Il mondo di Berlinguer e Craxi non esiste più e questo ai nostri occhi, che li osservano oggi da un altro mondo, contribuisce a farceli vedere non solo nelle differenze ma anche in ciò che li accomunava. Nonostante tale distanza, possiamo dire che non c’è stata un’adeguata elaborazione critica di questo passato”. Giampiero Calapà, “Squarcio rosso: Berlinguer, Craxi e la sinistra in pezzi” (Bordeaux editore)
Si stava meglio quando si stava peggio può non essere il solito luogo comune a cui aggrapparsi quando intorno a noi le cose ci deludono o sembrano precipitare. Se osserviamo con attenzione il susseguirsi delle stagioni della politica italiana, fino a che punto è possibile tracciare un paragone tra l’attuale classe dirigente formata dalle Meloni, dai Salvini, dai Conte, dalle Schlein con l’epoca, per esempio, nella quale Enrico Berlinguer duellava con Bettino Craxi, quando la Democrazia cristiana era guidata da personalità come Ciriaco De Mita o Guido Bodrato?
Sono nomi questi che non pronunciamo a caso.
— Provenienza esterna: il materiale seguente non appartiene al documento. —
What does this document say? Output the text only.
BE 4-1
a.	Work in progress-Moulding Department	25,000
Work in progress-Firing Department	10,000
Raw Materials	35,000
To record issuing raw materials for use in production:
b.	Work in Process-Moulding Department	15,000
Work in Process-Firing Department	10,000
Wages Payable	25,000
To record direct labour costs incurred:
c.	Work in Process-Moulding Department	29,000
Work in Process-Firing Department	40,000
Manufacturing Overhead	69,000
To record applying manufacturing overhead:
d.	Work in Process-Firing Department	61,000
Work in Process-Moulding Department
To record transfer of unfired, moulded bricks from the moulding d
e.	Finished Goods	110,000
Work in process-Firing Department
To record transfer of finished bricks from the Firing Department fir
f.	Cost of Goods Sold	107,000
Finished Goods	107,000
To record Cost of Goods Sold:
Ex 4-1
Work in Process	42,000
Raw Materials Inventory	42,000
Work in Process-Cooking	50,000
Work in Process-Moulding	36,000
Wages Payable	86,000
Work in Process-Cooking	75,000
Bodrato, che ci ha lasciati pochi giorni fa, alla soglia dei novant’anni, non era soltanto il galantuomo che molti cronisti della mia generazione hanno avuto il privilegio di conoscere e raccontare. Bodrato fu molto di più, la punta di lancia di quella sinistra Dc che aveva saputo saldare la dottrina sociale giovannea, poi culminata nella “Populorum progressio” di Paolo VI, con la spinta riformista scaturita dalle lotte operaie e dall’irrompere sulla scena dei movimenti studenteschi.
Fu la fase forse più riformatrice della nostra storia contemporanea: sul piano dei diritti (divorzio e aborto) e dei massicci interventi per dotare lo Stato di un Servizio sanitario nazionale modello (almeno finché non fu dissanguato dalla voracità del sottogoverno manovrato dagli interessi privati). Un’epoca di grandi fermenti di cui Bodrato, con la sua etica un po’ calvinista, fu sicuro riferimento. Di Ciriaco De Mita molto si è parlato martedì scorso a Montecitorio dopo la visione del film-intervista (promossa dall’avellinese doc Gianfranco Rotondi) nel corso della quale, a un anno dalla scomparsa, l’ex segretario Dc e presidente del Consiglio ha dispiegato tutta la sua lucida “cattiveria”. In particolare su Silvio Berlusconi (“uno che pensa solo ai suoi affari”) e su Matteo Renzi, già da lui massacrato in un epocale dibattito televisivo alla vigilia del referendum costituzionale del 2016, e accomunato ai tanti che “emettono suoni e non pensieri”.
Sui “duellanti” Craxi e Berlinguer e sull’epopea di uno scontro non soltanto politico ma culturale e umano, il libro di Calapà si legge come un romanzo. Due pesi massimi della politica la cui contrapposizione ha incarnato la doppia faccia della sinistra italiana – quella cosiddetta decisionista e quella popolare – che una volta venuti meno i protagonisti (uno travolto da Tangentopoli, l’altro stroncato sul palco di Padova dalla sua stessa commovente e appassionata militanza) ha lasciato la sinistra disorientata e impantanata.
Fino a oggi. Dicano i lettori se queste brevi note rievocative sono il frutto della nostalgia di chi ha vissuto quelle stagioni, o poco di più. O se guardando ciò che era l’Italia ieri farebbero volentieri a cambio con ciò che è l’Italia oggi.